Bakanlıktan yapılan yazılı açıklamada, koruma altındaki doğal alanların yapılaşmaya açıldığına dair bazı basın organlarında yer alan haberlerin asılsız olduğu belirtildi.
"Korunan Alanların Tespit, Tescil ve Onayına İlişkin Usul ve Esaslara Dair Yönetmelik"te 16 Mart'ta yapılan düzenleme ile yürürlükte olan "yerleşim" ifadesinin yerine "düşük yoğunluklu" ifadesi kullanıldığı, bu iznin kapsamının daraltıldığı ve tanımlandığı ifade edildi.
Açıklamada, şu bilgiler verildi:
"Böylece eski tanıma göre daha korumacı bir yaklaşım getirilmiştir. Bu düzenlemenin koronavirüs gündemiyle hiçbir ilgisi yoktur. Sonuç olarak, ilgili yönetmelik 8 yıldır yürürlüktedir. Koruma altındaki doğal alanların imara açıldığı iddiası gerçeği yansıtmamaktadır.

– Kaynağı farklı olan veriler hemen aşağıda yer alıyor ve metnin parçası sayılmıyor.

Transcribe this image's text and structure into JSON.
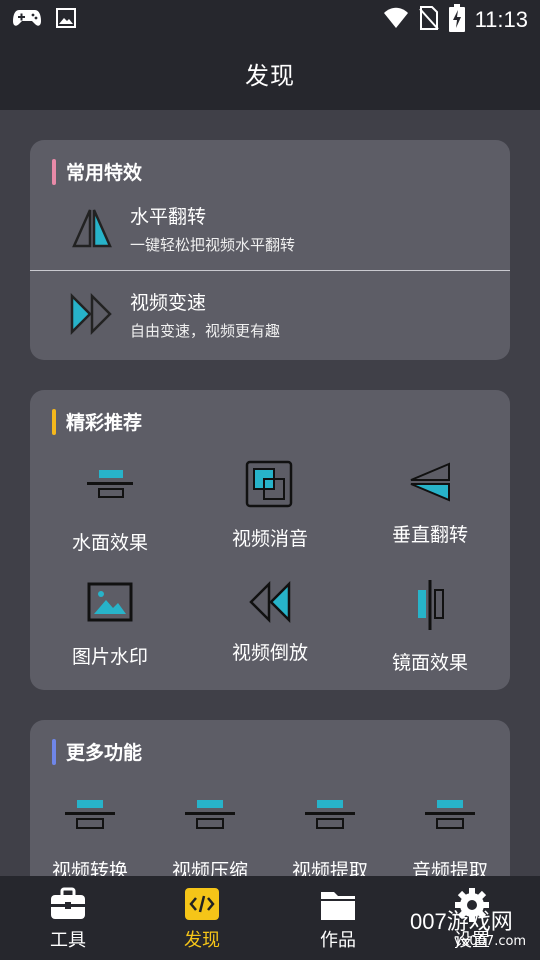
{
  "status_bar": {
    "time": "11:13",
    "left_icons": [
      "gamepad-icon",
      "image-icon"
    ],
    "right_icons": [
      "wifi-icon",
      "no-sim-icon",
      "battery-charging-icon"
    ]
  },
  "header": {
    "title": "发现"
  },
  "common_effects": {
    "title": "常用特效",
    "accent_color": "#e88aa8",
    "items": [
      {
        "icon": "mirror-flip-icon",
        "title": "水平翻转",
        "desc": "一键轻松把视频水平翻转"
      },
      {
        "icon": "fast-forward-icon",
        "title": "视频变速",
        "desc": "自由变速，视频更有趣"
      }
    ]
  },
  "recommended": {
    "title": "精彩推荐",
    "accent_color": "#f5b81c",
    "items": [
      {
        "icon": "water-reflection-icon",
        "label": "水面效果"
      },
      {
        "icon": "mute-video-icon",
        "label": "视频消音"
      },
      {
        "icon": "vertical-flip-icon",
        "label": "垂直翻转"
      },
      {
        "icon": "picture-watermark-icon",
        "label": "图片水印"
      },
      {
        "icon": "rewind-icon",
        "label": "视频倒放"
      },
      {
        "icon": "mirror-effect-icon",
        "label": "镜面效果"
      }
    ]
  },
  "more_functions": {
    "title": "更多功能",
    "accent_color": "#6f86e8",
    "items": [
      {
        "icon": "tool-generic-icon",
        "label": "视频转换"
      },
      {
        "icon": "tool-generic-icon",
        "label": "视频压缩"
      },
      {
        "icon": "tool-generic-icon",
        "label": "视频提取"
      },
      {
        "icon": "tool-generic-icon",
        "label": "音频提取"
      }
    ]
  },
  "bottom_nav": {
    "active_color": "#f5c518",
    "items": [
      {
        "icon": "toolbox-icon",
        "label": "工具"
      },
      {
        "icon": "code-icon",
        "label": "发现",
        "active": true
      },
      {
        "icon": "folder-icon",
        "label": "作品"
      },
      {
        "icon": "gear-icon",
        "label": "设置"
      }
    ]
  },
  "watermark": {
    "text": "007游戏网",
    "sub": "yx007.com"
  },
  "colors": {
    "teal": "#27b3c9",
    "card": "#5d5d66",
    "background": "#404048",
    "bar": "#26272d"
  }
}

Yapılan çalışma doğal alanlarımızın daha da korunmasını sağlayacak bir adımdır."
"Daha korumacı ve katı kurallar getirildi"
19 Temmuz 2012 tarihli "Korunan Alanların Tespit, Tescil ve Onayına İlişkin Usul ve Esaslara Dair Yönetmelik" çerçevesinde Türkiye genelindeki bütün doğal sit alanlarında, bilim insanlarının, sivil toplum kuruluşlarının temsilcilerinin ve alanında uzman isimlerin katılımlarıyla ekolojik temelli bilimsel çalışmalar yapıldığı aktarıldı.
Yönetmelikle birinci, ikinci, üçüncü derece doğal sit alanı olarak ayrımı yapılan doğal korunan alanların bilimsel veriler ışığında sahip olduğu özelliklere göre, 3 kategoride yeniden değerlendirildiği ifade edildi.
Yönetmelikteki düzenlemelerle doğal sit alanlarının "kesin korunacak hassas alanlar, nitelikli doğal koruma alanları ile sürdürülebilir koruma ve kontrollü kullanım alanları" olarak belirlendiği kaydedildi.
Açıklamada, kesin korunacak hassas alanların bilimsel araştırmalar dışında hiçbir faaliyete izin verilmeyen alanlar olduğu için bu alanlarda mevcut statülerinin üzerinde bir korunma sağlandığı, nitelikli doğal koruma alanlarının, hiçbir şekilde konaklama içermeyecek sadece turistik günübirlik kullanımlara imkan verilen alanlar olarak belirlendiği için bu alanlarda bungalov yapımının dahi yasaklandığı vurgulandı.
Sürdürülebilir koruma ve kontrollü kullanım alanları ise düşük yoğunluklu kullanımlara izin verilecek alanlar olarak belirlenirken, mevcut düzenlemelere ve ilke kararlarına göre, gerek üçüncü derece arkeolojik sit alanlarında gerekse üçüncü derece doğal sit alanlarında turizm, ticaret ve konut yerleşimlerine izin verildiği ifade edildi.
Ayrıca yönetmelikte 16 Mart'ta yapılan düzenlemeyle korunan alanlar için daha korumacı ve katı kuralların getirildiğinin altı çizildi.